Scenery was re-spaced onstage, because the depth is different than it had been at the Auditorium. And that meant spreading some of the overhead scenery, adjusting some dancer positions, adding a few steps to reach certain spots, and making other minor differences in the complex mix, according to production director Cody Chen.
The audience experience, which was looking downward into a fishbowl setting at the Auditorium, is also different, especially from the main floor. The stage seems straight ahead, or slightly higher, in the opera house seats, requiring additional subtle adjustments that the performers had to practice. The Lyric set aside two rehearsal spaces onsite, enough for 50 or 60 dancers to move around at one time, and special temporary flooring made of wood planks with foam cushioning, crucial to protect dancers’ muscle and bone, was also set in place onstage for the duration.
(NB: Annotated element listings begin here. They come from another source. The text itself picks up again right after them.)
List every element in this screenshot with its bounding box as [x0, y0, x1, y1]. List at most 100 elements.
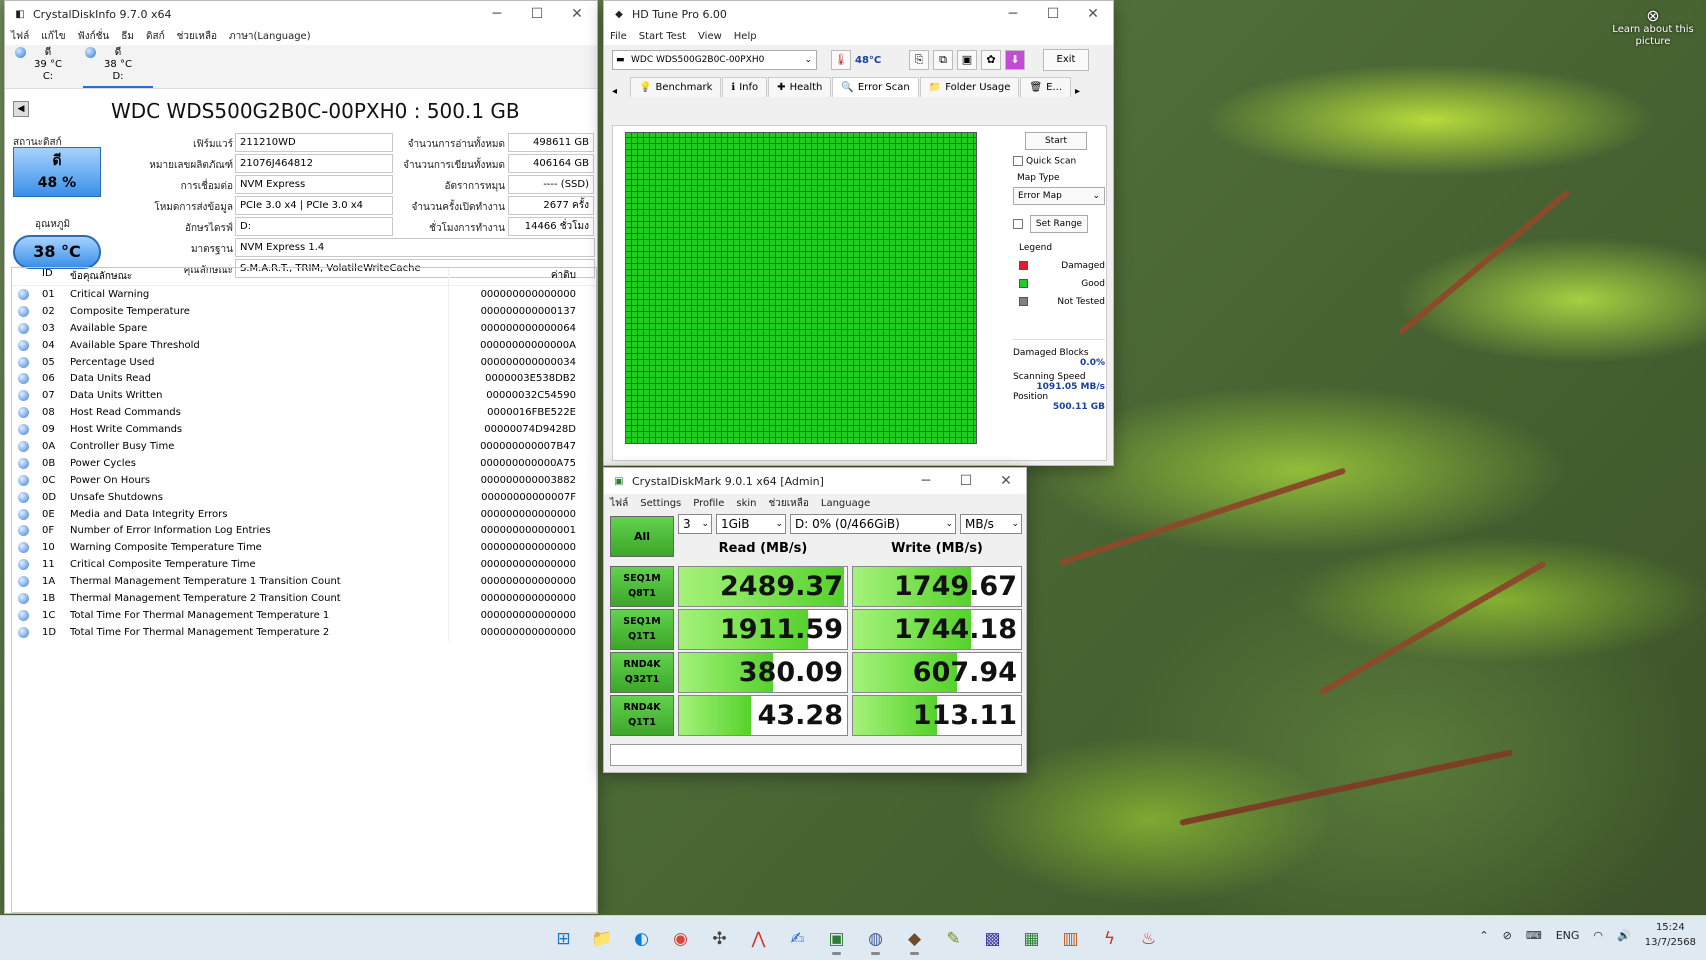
- tab-health[interactable]: ✚ Health: [768, 77, 832, 97]
- app-icon[interactable]: ✎: [936, 923, 971, 955]
- close-button[interactable]: ✕: [986, 473, 1026, 489]
- drive-select[interactable]: ▬ WDC WDS500G2B0C-00PXH0 ⌄: [612, 50, 817, 70]
- table-row[interactable]: 04 Available Spare Threshold 0000000000000…: [12, 336, 596, 354]
- menu-item[interactable]: ไฟล์: [610, 496, 628, 511]
- table-row[interactable]: 0B Power Cycles 000000000000A75: [12, 454, 596, 472]
- maximize-button[interactable]: ☐: [517, 6, 557, 22]
- table-row[interactable]: 07 Data Units Written 00000032C54590: [12, 387, 596, 405]
- table-row[interactable]: 0E Media and Data Integrity Errors 0000000…: [12, 505, 596, 523]
- test-size-select[interactable]: 1GiB ⌄: [716, 514, 786, 534]
- language-indicator[interactable]: ENG: [1556, 929, 1580, 942]
- save-download-icon[interactable]: ⬇: [1005, 50, 1025, 70]
- table-row[interactable]: 01 Critical Warning 000000000000000: [12, 286, 596, 303]
- edge-icon[interactable]: ◐: [624, 923, 659, 955]
- maximize-button[interactable]: ☐: [946, 473, 986, 489]
- start-button[interactable]: Start: [1025, 132, 1087, 150]
- set-range-checkbox[interactable]: Set Range: [1013, 214, 1105, 233]
- app-icon[interactable]: ▩: [975, 923, 1010, 955]
- menu-item[interactable]: Profile: [693, 498, 724, 509]
- column-header-raw[interactable]: ค่าดิบ: [449, 268, 584, 285]
- menu-item[interactable]: แก้ไข: [41, 29, 65, 44]
- options-icon[interactable]: ✿: [981, 50, 1001, 70]
- table-row[interactable]: 1C Total Time For Thermal Management Temp…: [12, 606, 596, 624]
- menu-item[interactable]: ไฟล์: [11, 29, 29, 44]
- drive-tab[interactable]: ดี 38 °C D:: [83, 45, 153, 88]
- table-row[interactable]: 02 Composite Temperature 000000000000137: [12, 302, 596, 320]
- test-rnd4k-q1t1-button[interactable]: RND4K Q1T1: [610, 695, 674, 736]
- test-seq1m-q8t1-button[interactable]: SEQ1M Q8T1: [610, 566, 674, 607]
- test-count-select[interactable]: 3 ⌄: [678, 514, 712, 534]
- column-header-attribute[interactable]: ข้อคุณลักษณะ: [64, 268, 449, 285]
- menu-item[interactable]: ภาษา(Language): [229, 29, 311, 44]
- menu-item[interactable]: Language: [821, 498, 870, 509]
- table-row[interactable]: 0A Controller Busy Time 000000000007B47: [12, 438, 596, 455]
- smart-attributes-table[interactable]: ID ข้อคุณลักษณะ ค่าดิบ 01 Critical Warnin…: [11, 267, 597, 913]
- unit-select[interactable]: MB/s ⌄: [960, 514, 1022, 534]
- menu-item[interactable]: skin: [736, 498, 756, 509]
- table-row[interactable]: 1B Thermal Management Temperature 2 Trans…: [12, 590, 596, 607]
- tab-e-[interactable]: 🗑 E...: [1020, 77, 1071, 97]
- table-row[interactable]: 10 Warning Composite Temperature Time 0000…: [12, 539, 596, 557]
- tab-scroll-left-icon[interactable]: ◂: [612, 86, 630, 97]
- chrome-icon[interactable]: ◉: [663, 923, 698, 955]
- menu-item[interactable]: ช่วยเหลือ: [177, 29, 217, 44]
- app-icon[interactable]: ▦: [1014, 923, 1049, 955]
- learn-about-picture[interactable]: ⊗ Learn about this picture: [1610, 8, 1696, 48]
- tab-scroll-right-icon[interactable]: ▸: [1072, 86, 1086, 97]
- table-row[interactable]: 0F Number of Error Information Log Entrie…: [12, 522, 596, 540]
- test-seq1m-q1t1-button[interactable]: SEQ1M Q1T1: [610, 609, 674, 650]
- copy-text-icon[interactable]: ⎘: [909, 50, 929, 70]
- menu-item[interactable]: Help: [734, 31, 757, 42]
- table-row[interactable]: 03 Available Spare 000000000000064: [12, 319, 596, 337]
- menu-item[interactable]: File: [610, 31, 627, 42]
- menu-item[interactable]: Settings: [640, 498, 681, 509]
- maximize-button[interactable]: ☐: [1033, 6, 1073, 22]
- keyboard-icon[interactable]: ⌨: [1526, 929, 1542, 942]
- clock[interactable]: 15:24 13/7/2568: [1645, 920, 1696, 950]
- run-all-button[interactable]: All: [610, 516, 674, 557]
- tab-benchmark[interactable]: 💡 Benchmark: [630, 77, 722, 97]
- app-icon[interactable]: ϟ: [1092, 923, 1127, 955]
- quick-scan-checkbox[interactable]: Quick Scan: [1013, 156, 1105, 167]
- test-rnd4k-q32t1-button[interactable]: RND4K Q32T1: [610, 652, 674, 693]
- crystaldiskmark-icon[interactable]: ◍: [858, 923, 893, 955]
- table-row[interactable]: 09 Host Write Commands 00000074D9428D: [12, 421, 596, 439]
- menu-item[interactable]: ดิสก์: [146, 29, 165, 44]
- chevron-up-icon[interactable]: ⌃: [1479, 929, 1488, 942]
- table-row[interactable]: 06 Data Units Read 0000003E538DB2: [12, 370, 596, 388]
- tab-error-scan[interactable]: 🔍 Error Scan: [832, 77, 919, 97]
- tab-info[interactable]: ℹ Info: [722, 77, 768, 97]
- wifi-icon[interactable]: ◠: [1593, 929, 1603, 942]
- menu-item[interactable]: Start Test: [639, 31, 686, 42]
- previous-drive-button[interactable]: ◀: [13, 101, 29, 117]
- acrobat-icon[interactable]: ⋀: [741, 923, 776, 955]
- table-row[interactable]: 0C Power On Hours 000000000003882: [12, 471, 596, 489]
- minimize-button[interactable]: ─: [906, 473, 946, 489]
- close-button[interactable]: ✕: [557, 6, 597, 22]
- network-disconnected-icon[interactable]: ⊘: [1503, 929, 1512, 942]
- app-icon[interactable]: ✍: [780, 923, 815, 955]
- test-drive-select[interactable]: D: 0% (0/466GiB) ⌄: [790, 514, 956, 534]
- table-row[interactable]: 1D Total Time For Thermal Management Temp…: [12, 623, 596, 641]
- app-icon[interactable]: ▥: [1053, 923, 1088, 955]
- table-row[interactable]: 1A Thermal Management Temperature 1 Trans…: [12, 573, 596, 591]
- menu-item[interactable]: View: [698, 31, 722, 42]
- table-row[interactable]: 08 Host Read Commands 0000016FBE522E: [12, 404, 596, 422]
- menu-item[interactable]: ฟังก์ชั่น: [78, 29, 110, 44]
- app-icon[interactable]: ♨: [1131, 923, 1166, 955]
- minimize-button[interactable]: ─: [993, 6, 1033, 22]
- hdtune-icon[interactable]: ◆: [897, 923, 932, 955]
- screenshot-camera-icon[interactable]: ▣: [957, 50, 977, 70]
- table-row[interactable]: 05 Percentage Used 000000000000034: [12, 353, 596, 371]
- start-icon[interactable]: ⊞: [546, 923, 581, 955]
- volume-icon[interactable]: 🔊: [1617, 929, 1631, 942]
- table-row[interactable]: 11 Critical Composite Temperature Time 000…: [12, 556, 596, 574]
- app-icon[interactable]: ✣: [702, 923, 737, 955]
- table-row[interactable]: 0D Unsafe Shutdowns 00000000000007F: [12, 488, 596, 506]
- map-type-select[interactable]: Error Map ⌄: [1013, 186, 1105, 205]
- menu-item[interactable]: ช่วยเหลือ: [768, 496, 808, 511]
- exit-button[interactable]: Exit: [1043, 49, 1089, 71]
- set-range-button[interactable]: Set Range: [1030, 214, 1088, 233]
- crystaldiskinfo-icon[interactable]: ▣: [819, 923, 854, 955]
- menu-item[interactable]: ธีม: [121, 29, 134, 44]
The “Nutcracker” is by far the largest production of the Joffrey season, involving more than 80 dancers in rotation, including young children, always some of them dancing with the company for the first time ever. It’s also always the first time for some of the people in the backstage areas as well, the ones who must help to manage intricate tricks like the morphing of the little Christmas tree, which grows to an enormous height in Clara’s magical and intricate dream.
The evening production that I saw, on the first day of the run Dec. 4, featured the lovely Amanda Assucena as Marie, the passionate child and graceful dreamer whose imaginary adventure becomes a fight to help save her nutcracker. Her beloved new toy is magically transformed into her dream-state prince — the exceptional José Pablo Castro Cuevas, who immediately faces an army of suddenly very life-size and highly entertaining soldier rats.
With Marie’s help, the soldiers save the day, setting the stage for a magical second act in which Marie and her prince sit in a World’s Fair-style gondola straight out of the Chicago picture books, to witnesses a parade of set pieces that, in this production, represent the various exotic pavilions in the exposition. .
In that second act, the surpassingly exotic elegance of Jeraldine Mendoza and Dylan Gutierrez as the Arabian Dancers stole the show for many, but the quartet of Spanish Dancers, Xavier Núñez in his solo Chinese Dance, and a riotous Buffalo Bill’s Wild West Show transformation of what was once Tchaikovsky’s Russian Dance were just as delightful. Christopher Wheeldon’s deeply moving and highly original production has landed on an ideal stage. It should serve this “Nutcracker” well for years to come.